Feeding directly into neo-liberal hegemonies, certain universalisms and kumbayah circles of the faithful can easily (and usually do) reinforce the extractive modes of reproduction dependent on white supremacy, patriarchy, and capitalist democracy.
Thus, love is not of much help to us if we seek complex, agonistic, respectful, and relative modes of (e)valuation, ethical collaboration, and responsive community healing.
Yet, in many ways, love drives our last-ditch efforts to keep going when all other “practical” justifications and rhetorics have failed. “Love” is the word we use for unreasonable and illogical loyalty to artistic practice, when it makes no money, when it earns us no accolades, when forms-of-life are deemed dysfunctional by everyone else, love is all we have left.
THIS IS OUR LAST CHANCE
Behind the contemporary conservativism and absolutist coercion of Midwestern Mennonites, is a history of oppression and exclusion from European cultures. Mennonites were once refugees themselves, and continue to conflate the housing of refugees and the welcoming of “other” cultures (as well as being some the first Christian congregations to welcome LBGT members and have women and LGBT pastors) with “doing good.” A bundle of nerves is exposed here, flaying bare some strains of cultural assumption, in the costume of a “do-gooder,” who indeed has ulterior (dangerous, unseen-by-the-agent) motives behind their seemingly-altruistic behaviors (i.e. feeding the zombie power of Jesus with the bodies of the living).

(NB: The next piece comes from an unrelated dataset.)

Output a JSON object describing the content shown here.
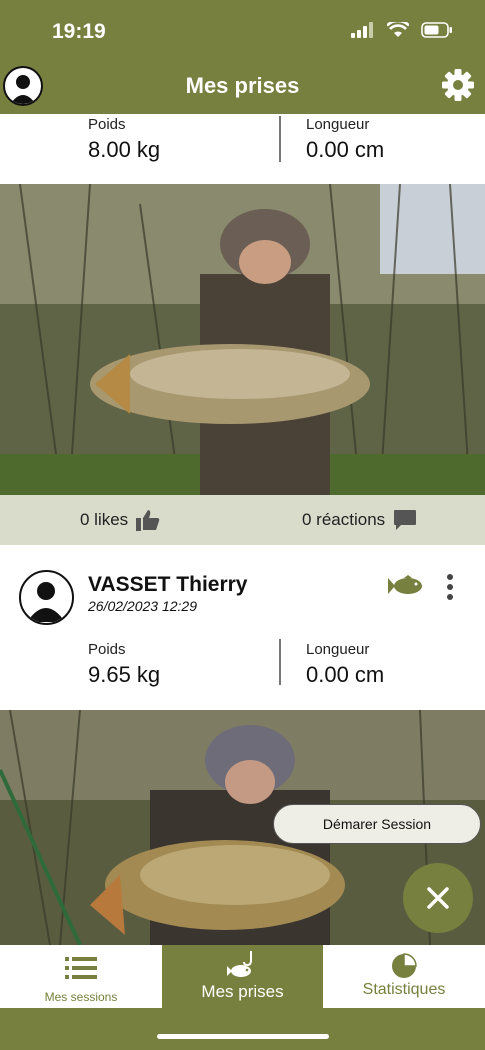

We must ask ourselves how our behaviors differ from those of missionizing Christians; how we can claim “goodness” without any dominating, colonizing, and coercive values?
By “ourselves” I mean anyone interested in or currently reading this essay, solely.
3: LIBERATION ECONOMICS AND LABORS OF LOVE
I wanted to discuss how capitalism is most threatened by any re-assignment of forms of value. It is, in short, threatened by “values” that drive human action outside of existing markets without that market’s consent.
Here indeed, “love” may be framed as a contagion of the hegemonic body politic, infecting functioning metabolisms of coercion and extraction with “embodied” desires and subjectivities. By making decisions based on “love over money,” we fail to maintain the structural integrity of universal/homogeonizing systems of value.
I wanted to write, as Adriana once recommended, about awe.
Emily Oliviera’s performance: “radical queer love is the antidote to global capitalism”
I wanted to need others, but I am always afraid they are going to try and convert me, if not to their ways of seeing, then to their ways of loving. What if I can’t do it right? What if I don’t believe? What if what is felt by one as love, is felt as repression by another? What if love suffocates us in a flammable grey felt of feel and we can’t reasonably see ourselves enough to know when we are rolling right into the fire?